Yapıcıoğlu, Gaziantep'de bir otelde düzenlediği basın toplantısında, Mecliste grubu bulunan 4 partiden hakkında soruşturma dosyası olan milletvekillerinin ifade vermeye gittiğini ancak HDP'li vekillerin daha önce gitmeyeceklerini beyan ettiğini hatırlattı.
Çağrılara rağmen ifade vermeye gitmeyen HDP milletvekilleriyle ilgili "zorla getirilme" kararı bulunduğunu aktaran Yapıcıoğlu, şunları kaydetti:
"Tutuklanıp tutuklanmayacaklarına ilişkin soru işaretleri vardı. Gözaltına alınanlardan 3'ü serbest bırakıldı, 9'u tutuklandı. Dosyaların içeriğinde ne olduğunu bilmeden tutuklama kararaları hakkında bir şey söylemek istemiyorum. Fakat şu kadarını söylemek gerekir ki tutuklama bir tedbirdir ve belki de başvurulacak en son tedbirdir. Ama eğer tutuklama kararı verilmişse dosyaların içeriğinde ne olduğuna bakmak gerekir. Bundan daha önemlisi tutuklama kararlarından hemen sonra Diyarbakır'da bir minibüs patlatıldı. 11 can kaybı yaşandı, 300'ün üzerinde yaralı olduğu söyleniyor. Ben bu vesileyle bir kez daha yaralanlara acil şifalar diliyorum. Dilerim can kaybı artmaz. Tutuklama kararları doğru ya da yanlış bunun faturasının halka kesilmesi çok yanlış. Bunun savunulacak hiçbir tarafı yok. Saldırıları PKK üstlendi, daha sonra inkar edildi, en son kendilerine bağlı TAK bu saldırıyı üstlendi. Bu zihniyet istemedikleri herhangi bir gelişme olduğunda hemen şiddete başvuran zihniyettir."
- 6-8 Ekim olayları
Yapıcıoğlu, HDP'lilerin 6-8 Ekim'de Kobani olaylarını bahane ederek çukur siyaseti yaptığını ve böylece sonun başlangıcı olan bir yola girdiklerini belirtti.

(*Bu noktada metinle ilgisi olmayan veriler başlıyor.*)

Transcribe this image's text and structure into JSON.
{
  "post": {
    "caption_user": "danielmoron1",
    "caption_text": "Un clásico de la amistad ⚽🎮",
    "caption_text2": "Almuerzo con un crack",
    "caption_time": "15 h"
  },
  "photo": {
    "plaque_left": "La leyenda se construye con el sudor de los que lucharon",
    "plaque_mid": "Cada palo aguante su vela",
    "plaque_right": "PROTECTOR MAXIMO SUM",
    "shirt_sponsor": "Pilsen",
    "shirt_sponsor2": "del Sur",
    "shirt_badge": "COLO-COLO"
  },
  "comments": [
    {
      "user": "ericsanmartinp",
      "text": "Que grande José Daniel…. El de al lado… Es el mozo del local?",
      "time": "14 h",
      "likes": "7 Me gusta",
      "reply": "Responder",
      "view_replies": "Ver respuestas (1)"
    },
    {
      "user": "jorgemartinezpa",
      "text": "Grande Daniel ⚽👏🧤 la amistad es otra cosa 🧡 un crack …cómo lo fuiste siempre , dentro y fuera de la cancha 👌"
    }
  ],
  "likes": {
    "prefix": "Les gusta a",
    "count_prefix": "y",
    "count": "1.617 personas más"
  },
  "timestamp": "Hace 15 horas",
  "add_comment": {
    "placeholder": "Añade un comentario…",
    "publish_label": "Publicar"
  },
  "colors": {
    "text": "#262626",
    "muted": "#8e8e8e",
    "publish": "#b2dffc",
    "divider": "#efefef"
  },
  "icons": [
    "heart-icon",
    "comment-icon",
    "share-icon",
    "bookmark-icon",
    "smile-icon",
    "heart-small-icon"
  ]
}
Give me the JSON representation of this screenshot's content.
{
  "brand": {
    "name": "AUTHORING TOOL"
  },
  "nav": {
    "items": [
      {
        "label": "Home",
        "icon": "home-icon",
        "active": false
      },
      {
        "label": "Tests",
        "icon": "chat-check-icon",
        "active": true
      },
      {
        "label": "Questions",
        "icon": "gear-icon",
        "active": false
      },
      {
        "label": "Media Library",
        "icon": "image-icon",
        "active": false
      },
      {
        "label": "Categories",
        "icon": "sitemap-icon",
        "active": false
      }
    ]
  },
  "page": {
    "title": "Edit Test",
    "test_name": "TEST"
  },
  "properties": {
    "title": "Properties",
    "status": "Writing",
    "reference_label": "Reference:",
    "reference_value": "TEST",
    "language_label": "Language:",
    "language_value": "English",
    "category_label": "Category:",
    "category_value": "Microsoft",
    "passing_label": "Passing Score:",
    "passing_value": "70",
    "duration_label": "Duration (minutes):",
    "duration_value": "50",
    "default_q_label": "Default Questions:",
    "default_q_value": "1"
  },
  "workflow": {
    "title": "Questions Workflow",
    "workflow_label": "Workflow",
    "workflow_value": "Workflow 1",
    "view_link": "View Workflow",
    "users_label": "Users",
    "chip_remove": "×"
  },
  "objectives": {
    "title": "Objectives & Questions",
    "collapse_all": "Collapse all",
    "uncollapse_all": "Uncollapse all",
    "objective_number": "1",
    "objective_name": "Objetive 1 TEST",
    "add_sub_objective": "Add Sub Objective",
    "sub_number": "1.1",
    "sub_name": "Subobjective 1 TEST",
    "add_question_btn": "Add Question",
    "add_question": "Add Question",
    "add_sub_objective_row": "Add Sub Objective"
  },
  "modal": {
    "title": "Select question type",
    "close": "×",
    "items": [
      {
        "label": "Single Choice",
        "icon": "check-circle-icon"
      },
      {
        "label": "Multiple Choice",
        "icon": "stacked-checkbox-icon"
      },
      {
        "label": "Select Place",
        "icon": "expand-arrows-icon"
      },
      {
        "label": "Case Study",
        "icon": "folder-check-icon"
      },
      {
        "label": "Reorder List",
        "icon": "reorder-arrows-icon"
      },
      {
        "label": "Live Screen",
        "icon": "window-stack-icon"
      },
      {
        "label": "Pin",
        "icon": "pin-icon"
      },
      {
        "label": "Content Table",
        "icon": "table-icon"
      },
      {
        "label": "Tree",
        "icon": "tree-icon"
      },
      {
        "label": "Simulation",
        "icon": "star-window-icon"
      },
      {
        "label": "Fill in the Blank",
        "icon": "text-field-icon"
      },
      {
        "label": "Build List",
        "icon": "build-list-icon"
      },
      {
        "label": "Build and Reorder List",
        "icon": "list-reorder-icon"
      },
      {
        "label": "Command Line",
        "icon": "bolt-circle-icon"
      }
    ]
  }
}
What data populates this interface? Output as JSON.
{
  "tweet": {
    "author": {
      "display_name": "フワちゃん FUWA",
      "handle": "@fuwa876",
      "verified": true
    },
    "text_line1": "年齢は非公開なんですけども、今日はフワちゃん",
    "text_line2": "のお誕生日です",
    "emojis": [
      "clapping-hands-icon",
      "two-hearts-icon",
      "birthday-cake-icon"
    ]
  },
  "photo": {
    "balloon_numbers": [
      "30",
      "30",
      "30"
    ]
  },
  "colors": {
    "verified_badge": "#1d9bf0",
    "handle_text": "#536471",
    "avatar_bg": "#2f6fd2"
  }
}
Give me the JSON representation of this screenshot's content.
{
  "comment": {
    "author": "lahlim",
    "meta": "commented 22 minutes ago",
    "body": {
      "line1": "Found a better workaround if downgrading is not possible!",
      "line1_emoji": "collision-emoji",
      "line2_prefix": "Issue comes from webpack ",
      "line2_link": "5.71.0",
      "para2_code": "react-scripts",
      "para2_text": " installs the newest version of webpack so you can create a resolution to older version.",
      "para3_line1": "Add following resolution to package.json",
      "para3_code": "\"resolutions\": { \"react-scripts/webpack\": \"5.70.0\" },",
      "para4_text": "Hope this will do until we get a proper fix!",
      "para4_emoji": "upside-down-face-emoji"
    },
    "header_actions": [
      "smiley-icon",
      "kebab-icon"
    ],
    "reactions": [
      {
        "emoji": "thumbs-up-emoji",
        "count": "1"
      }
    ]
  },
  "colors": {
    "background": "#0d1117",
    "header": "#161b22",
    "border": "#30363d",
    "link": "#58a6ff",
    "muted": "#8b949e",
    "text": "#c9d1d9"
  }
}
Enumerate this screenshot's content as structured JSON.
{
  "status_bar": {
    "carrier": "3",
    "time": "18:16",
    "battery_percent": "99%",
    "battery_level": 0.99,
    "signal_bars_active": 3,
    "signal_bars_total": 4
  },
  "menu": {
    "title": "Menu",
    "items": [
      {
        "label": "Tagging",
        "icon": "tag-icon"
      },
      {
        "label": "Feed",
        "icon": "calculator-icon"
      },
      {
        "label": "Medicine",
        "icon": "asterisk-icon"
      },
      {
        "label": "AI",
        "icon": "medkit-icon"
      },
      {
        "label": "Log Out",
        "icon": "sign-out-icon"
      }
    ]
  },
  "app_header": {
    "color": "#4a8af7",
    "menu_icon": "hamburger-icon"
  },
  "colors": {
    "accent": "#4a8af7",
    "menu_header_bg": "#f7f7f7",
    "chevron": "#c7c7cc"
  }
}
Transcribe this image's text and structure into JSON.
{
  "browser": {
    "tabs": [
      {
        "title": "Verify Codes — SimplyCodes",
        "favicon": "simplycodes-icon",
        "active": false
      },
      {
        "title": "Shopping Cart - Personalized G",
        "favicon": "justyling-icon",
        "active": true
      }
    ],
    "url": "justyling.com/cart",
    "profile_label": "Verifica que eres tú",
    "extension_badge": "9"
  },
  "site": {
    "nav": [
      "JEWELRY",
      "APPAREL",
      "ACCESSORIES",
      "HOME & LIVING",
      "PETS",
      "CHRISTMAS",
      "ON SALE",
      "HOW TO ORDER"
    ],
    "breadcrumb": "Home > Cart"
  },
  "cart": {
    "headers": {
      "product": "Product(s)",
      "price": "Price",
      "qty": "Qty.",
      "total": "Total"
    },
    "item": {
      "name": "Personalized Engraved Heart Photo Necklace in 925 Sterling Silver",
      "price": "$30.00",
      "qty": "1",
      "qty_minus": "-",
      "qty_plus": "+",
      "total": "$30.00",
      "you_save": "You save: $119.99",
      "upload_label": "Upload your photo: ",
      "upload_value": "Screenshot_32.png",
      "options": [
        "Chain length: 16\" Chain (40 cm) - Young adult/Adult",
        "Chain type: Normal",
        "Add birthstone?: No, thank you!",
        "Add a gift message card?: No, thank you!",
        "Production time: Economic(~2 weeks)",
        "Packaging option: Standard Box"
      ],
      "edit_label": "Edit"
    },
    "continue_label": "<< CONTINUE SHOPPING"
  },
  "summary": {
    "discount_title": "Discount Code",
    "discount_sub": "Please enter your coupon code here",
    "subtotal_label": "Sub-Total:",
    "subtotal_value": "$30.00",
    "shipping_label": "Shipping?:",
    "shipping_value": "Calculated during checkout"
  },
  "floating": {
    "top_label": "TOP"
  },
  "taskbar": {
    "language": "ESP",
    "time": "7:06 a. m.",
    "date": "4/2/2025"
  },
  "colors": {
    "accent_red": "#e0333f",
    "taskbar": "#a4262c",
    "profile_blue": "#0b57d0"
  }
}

Şiddetin devam ettirilmesi halinde kaçınılmaz bir sona doğru yaklaştıklarını, yok olacaklarını yakın bir zamanda göreceklerini vurgulayan Yapıcıoğlu, "2014 yılının Kurban Bayramı'nda DEAŞ'ın Kobani'ye saldırılarını bahane ederek pek çok şehirde şiddet olayları ve 50'nin üzerinde can kaybı yaşandı. En fazla can kaybı Diyarbakır'da oldu. Yasin Börü ve arkadaşlarının katledilmesiyle ilgili yargılama bugün Ankara'da devam edecek. Tutuklanan HDP milletvekillerinin özellikle eş başkanlarının bu davayla ilgilisi olup olmadığı hakkında henüz bilgi yok. 6-8 Ekim olaylarında hayatını kaybedenlerin yakınları savcılığa dilekçe vererek olayın azmettiricilerinin ve bu olaylara seyirci kalan güvenlik güçlerinin yargılanmasının istedi."
Yapıcıoğlu, gazetecilerin sorusu üzerine idamın geri dönüşü olmayan bir uygulama olduğunu, HÜDA PAR olarak idamı istemediklerini söyledi.